On the first day of lab every year I like to go around the room and have students introduce themselves, say some random fact, and tell me how they feel about the course. I teach a lab for introduction to statistics for psychology majors. There tends to be a significant amount of fear in the room. This is the psych department after all. Psychology is a "soft" science, it is all about feeling feelings and the general power of intuition, numbers just don't jive with the warm and fuzzy feeling we are trying to cultivate. Right? RIGHT?

....Well, hopefully, wrong. Psychology and other social sciences are often scoffed at by the "hard" sciences. You know, the people with lab coats, large budgets, and buildings that need to be evacuated with shocking frequency (seriously guys, enough with the chemical spills). But when it comes to the social sciences the science part comes through with an understanding of statistics, research methods, and measurement.

These three topic areas are interrelated and at the undergraduate level the typical Intro Stats for Psych Majors (or Business Majors, Sociology Majors.... Invented Majors) tends to be a giant party full of greek letters (sans kegs), validity, and some talk of randomization. These classes vary in their approach but by the look of my Facebook wall the student freak outs are a unifying feature.

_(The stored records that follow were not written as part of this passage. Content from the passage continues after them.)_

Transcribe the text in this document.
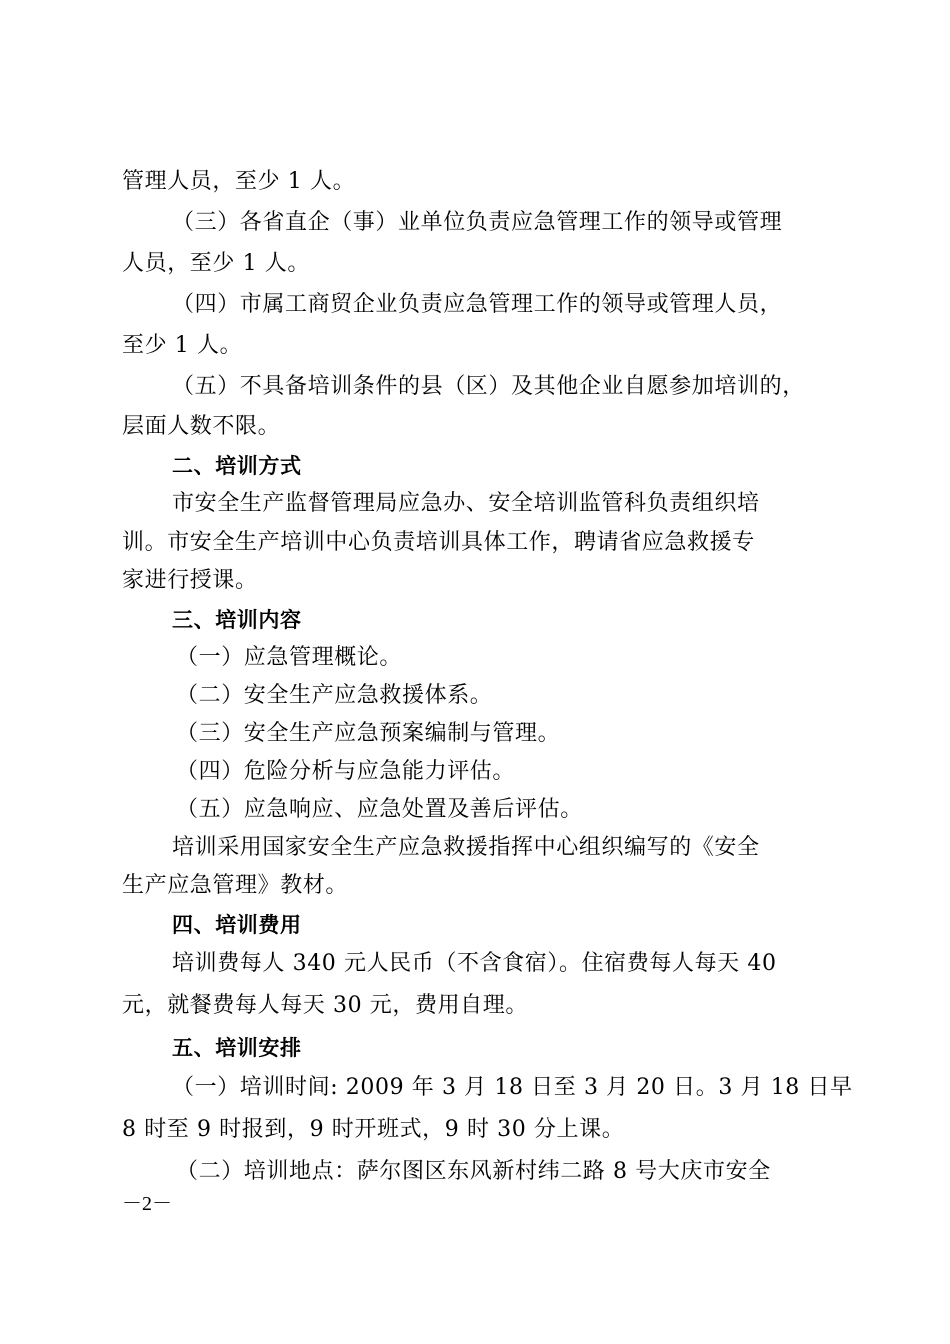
管理人员，至少 1 人。
（三）各省直企（事）业单位负责应急管理工作的领导或管理
人员，至少 1 人。
（四）市属工商贸企业负责应急管理工作的领导或管理人员，
至少 1 人。
（五）不具备培训条件的县（区）及其他企业自愿参加培训的，
层面人数不限。
二、培训方式
市安全生产监督管理局应急办、安全培训监管科负责组织培
训。市安全生产培训中心负责培训具体工作，聘请省应急救援专
家进行授课。
三、培训内容
（一）应急管理概论。
（二）安全生产应急救援体系。
（三）安全生产应急预案编制与管理。
（四）危险分析与应急能力评估。
（五）应急响应、应急处置及善后评估。
培训采用国家安全生产应急救援指挥中心组织编写的《安全
生产应急管理》教材。
四、培训费用
培训费每人 340 元人民币（不含食宿）。住宿费每人每天 40
元，就餐费每人每天 30 元，费用自理。
五、培训安排
（一）培训时间: 2009 年 3 月 18 日至 3 月 20 日。3 月 18 日早
8 时至 9 时报到，9 时开班式，9 时 30 分上课。
（二）培训地点：萨尔图区东风新村纬二路 8 号大庆市安全
－2－
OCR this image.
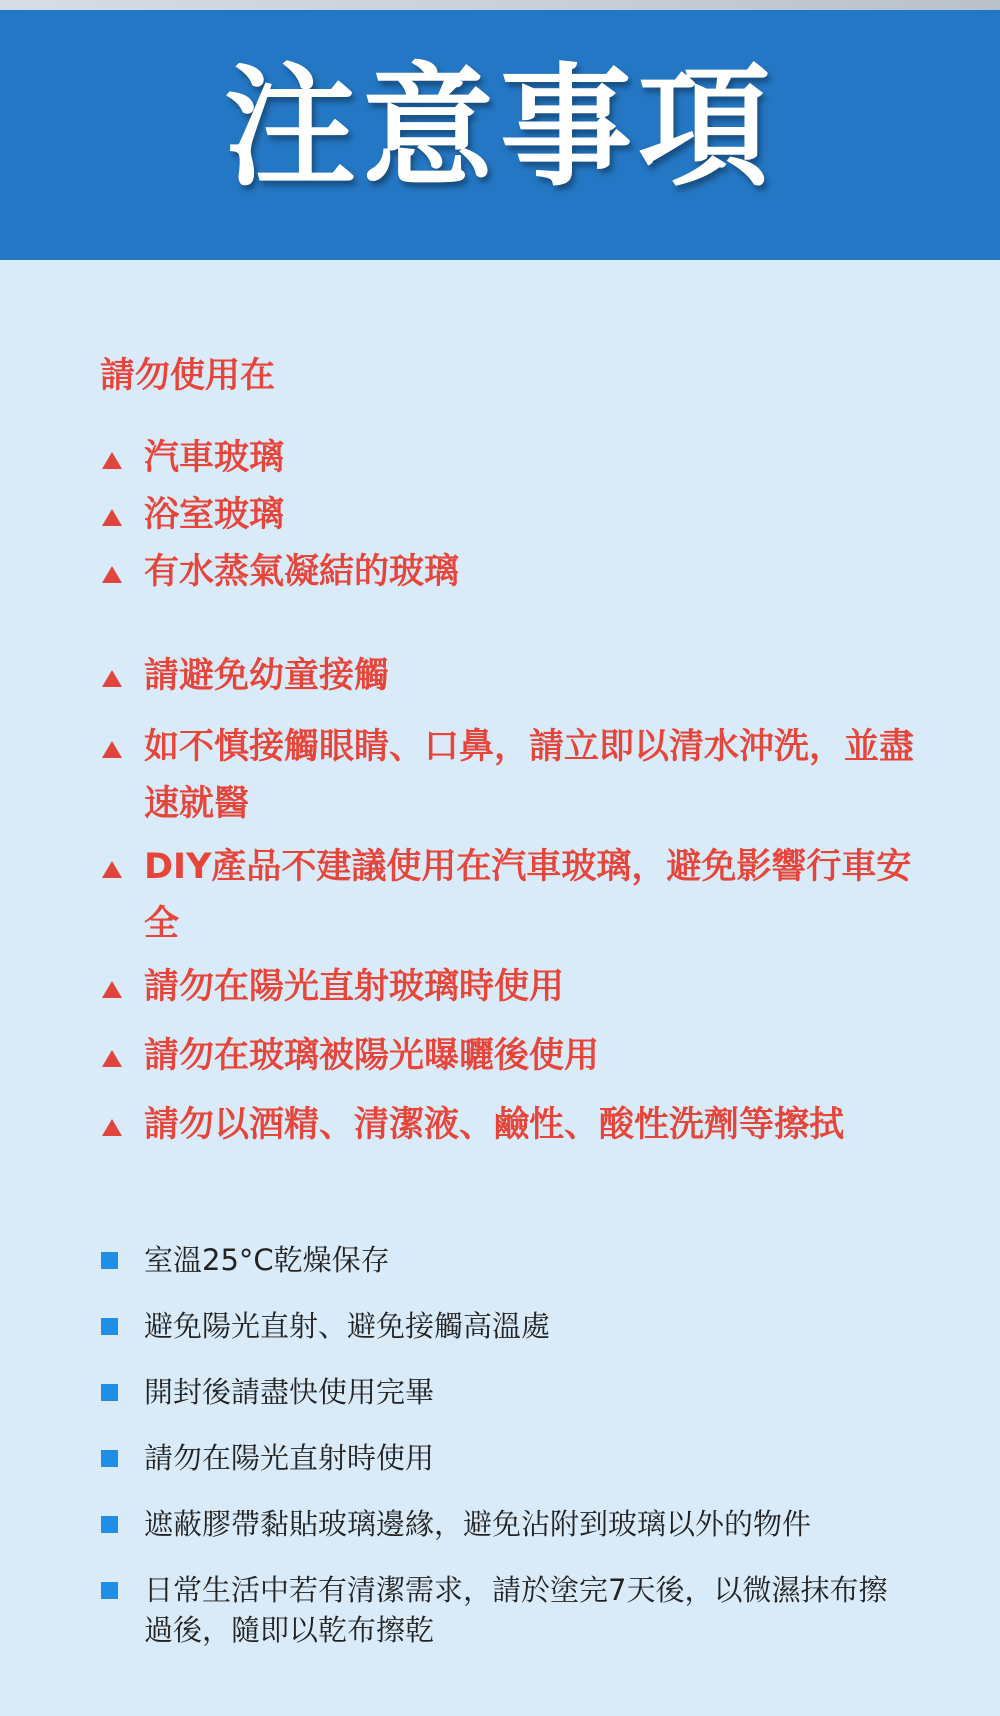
注意事項
請勿使用在
汽車玻璃
浴室玻璃
有水蒸氣凝結的玻璃
請避免幼童接觸
如不慎接觸眼睛、口鼻，請立即以清水沖洗，並盡速就醫
DIY產品不建議使用在汽車玻璃，避免影響行車安全
請勿在陽光直射玻璃時使用
請勿在玻璃被陽光曝曬後使用
請勿以酒精、清潔液、鹼性、酸性洗劑等擦拭
室溫25°C乾燥保存
避免陽光直射、避免接觸高溫處
開封後請盡快使用完畢
請勿在陽光直射時使用
遮蔽膠帶黏貼玻璃邊緣，避免沾附到玻璃以外的物件
日常生活中若有清潔需求，請於塗完7天後，以微濕抹布擦過後，隨即以乾布擦乾
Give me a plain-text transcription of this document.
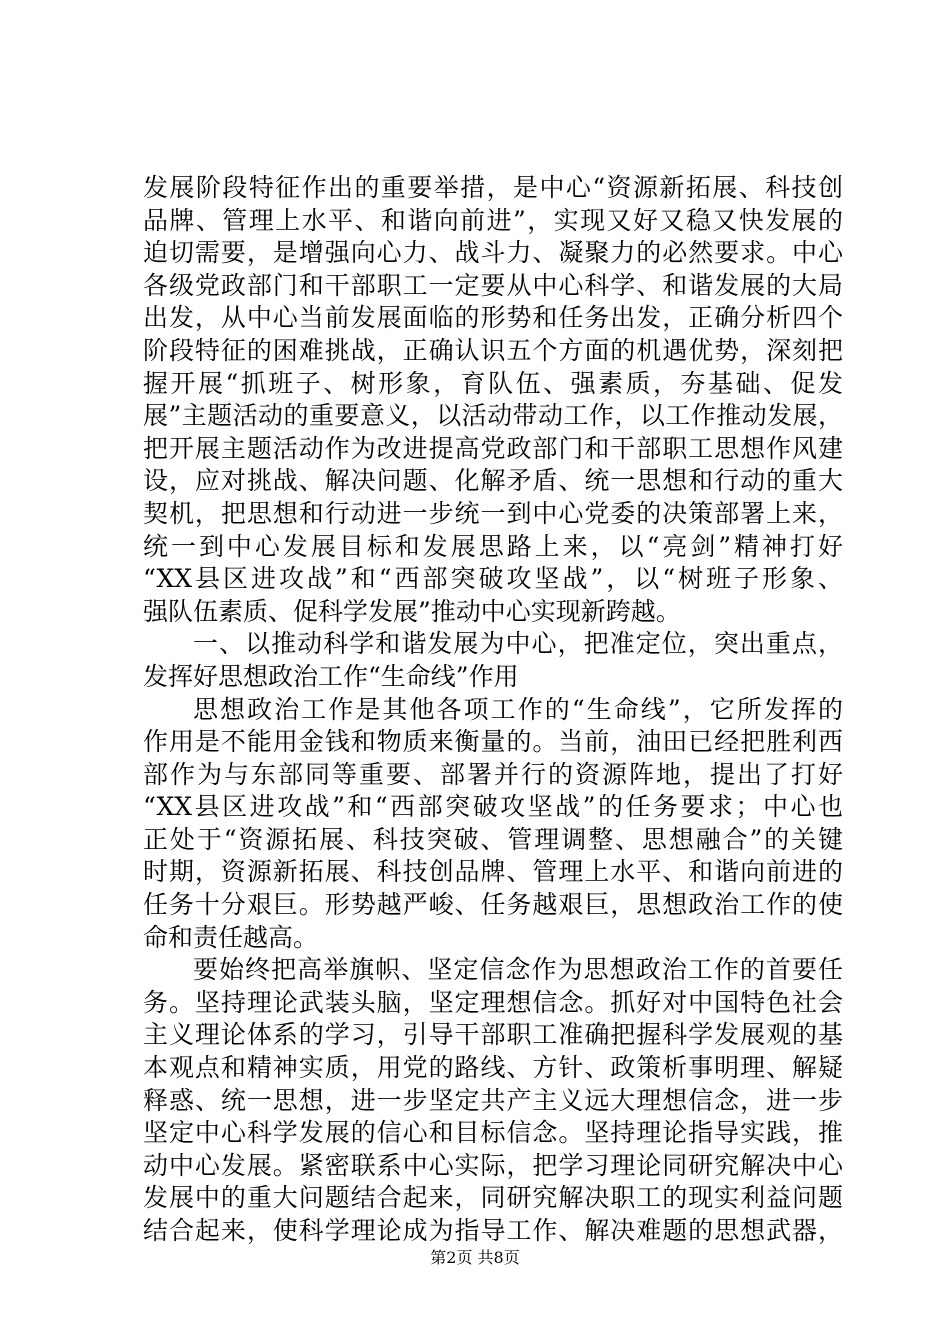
发展阶段特征作出的重要举措，是中心“资源新拓展、科技创
品牌、管理上水平、和谐向前进”，实现又好又稳又快发展的
迫切需要，是增强向心力、战斗力、凝聚力的必然要求。中心
各级党政部门和干部职工一定要从中心科学、和谐发展的大局
出发，从中心当前发展面临的形势和任务出发，正确分析四个
阶段特征的困难挑战，正确认识五个方面的机遇优势，深刻把
握开展“抓班子、树形象，育队伍、强素质，夯基础、促发
展”主题活动的重要意义，以活动带动工作，以工作推动发展，
把开展主题活动作为改进提高党政部门和干部职工思想作风建
设，应对挑战、解决问题、化解矛盾、统一思想和行动的重大
契机，把思想和行动进一步统一到中心党委的决策部署上来，
统一到中心发展目标和发展思路上来，以“亮剑”精神打好
“XX县区进攻战”和“西部突破攻坚战”，以“树班子形象、
强队伍素质、促科学发展”推动中心实现新跨越。
一、以推动科学和谐发展为中心，把准定位，突出重点，
发挥好思想政治工作“生命线”作用
思想政治工作是其他各项工作的“生命线”，它所发挥的
作用是不能用金钱和物质来衡量的。当前，油田已经把胜利西
部作为与东部同等重要、部署并行的资源阵地，提出了打好
“XX县区进攻战”和“西部突破攻坚战”的任务要求；中心也
正处于“资源拓展、科技突破、管理调整、思想融合”的关键
时期，资源新拓展、科技创品牌、管理上水平、和谐向前进的
任务十分艰巨。形势越严峻、任务越艰巨，思想政治工作的使
命和责任越高。
要始终把高举旗帜、坚定信念作为思想政治工作的首要任
务。坚持理论武装头脑，坚定理想信念。抓好对中国特色社会
主义理论体系的学习，引导干部职工准确把握科学发展观的基
本观点和精神实质，用党的路线、方针、政策析事明理、解疑
释惑、统一思想，进一步坚定共产主义远大理想信念，进一步
坚定中心科学发展的信心和目标信念。坚持理论指导实践，推
动中心发展。紧密联系中心实际，把学习理论同研究解决中心
发展中的重大问题结合起来，同研究解决职工的现实利益问题
结合起来，使科学理论成为指导工作、解决难题的思想武器，
第2页 共8页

So why blog about it? I am a PhD student in Psychology and I actually like statistics. I do not need everyone to like statistics but I do feel that a basic understanding of stats, measurement, and methods gives people power, no matter what their future holds.

The concepts covered in these intro courses are used everywhere. If you master a basic understanding of stats, measurement, and methods you open the door to understanding the processes underlying decision making and theory generation in a variety of fields. Medical decisions, economic policy, rocket science, it all comes back to the basics. The problem is, these concepts are often seen as something to get through, a gateway requirement, and the resources for undergraduates can be lacking.

This blog is meant to be accessible to the novice. The kid in the lecture hall wearing the questionable sweatpants wondering when math changed from seemingly sensible numbers to wonky ancient alphabets. It is meant to provide overviews of the basics in an easy to access format. I am not an expert in statistics. I do however have some experience with student stats freak outs.

I am writing this because I think when it comes to stats it is helpful to have a variety of tools available. If this blog helps you, fantastic, if you hate it, find something you don't. The topics we will cover are things I love to talk and think about. They are things that once you master I hope will help you to feel empowered.

And if you are reading this just so you can get through your intro course with the required B-, that's ok too.